Le harcèlement institutionnel consacré par la Cour de cassation

  1. L’affaire, médiatique, faisait suite à la plainte déposée par un syndicat à l’encontre d’une entreprise et de ses dirigeants dans le cadre de la mise en œuvre d’un plan de réduction de 22 000 postes.
  2. Les plaignants dénonçaient une politique managériale anxiogène fondée notamment sur des pressions constantes au contrôle des départs, avec un objectif « coûte que coûte », des réorganisations incessantes, une surcharge de travail, etc.
  3. Confirmant l’arrêt d’appel, la Cour de cassation a validé l’existence d’un harcèlement moral institutionnel, en considérant que la loi n’exige ni qu’une victime déterminée soit identifiée ni que le harcèlement découle d’une relation interpersonnelle. Pour la Cour, il suffit que l’auteur et la victime appartiennent à une même communauté de travail.
  4. Elle confirme ainsi que la mise en œuvre d’une politique d’entreprise ayant pour objet ou effet une dégradation des conditions de travail pouvait caractériser une situation de harcèlement moral institutionnel entrant dans les prévisions de l’article 222-33-2 du code pénal.

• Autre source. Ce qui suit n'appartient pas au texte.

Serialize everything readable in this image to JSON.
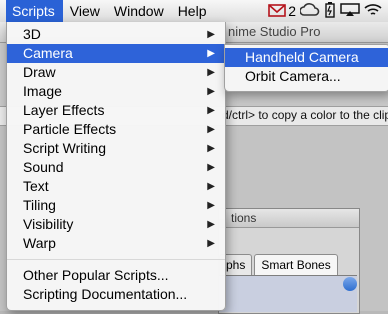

Des implications concrètes pour les employeurs 

  1. Ces décisions renforcent l’obligation de prévention et de réaction de l’employeur face aux situations de harcèlement et appellent à une vigilance accrue en la matière.
  2. Elles confirment que l’inaction de l’entreprise face à un environnement toxique ou à une politique de management abusive peut engager sa responsabilité et par ailleurs conduire à ce que les ruptures des contrats de travail soient jugées nulles.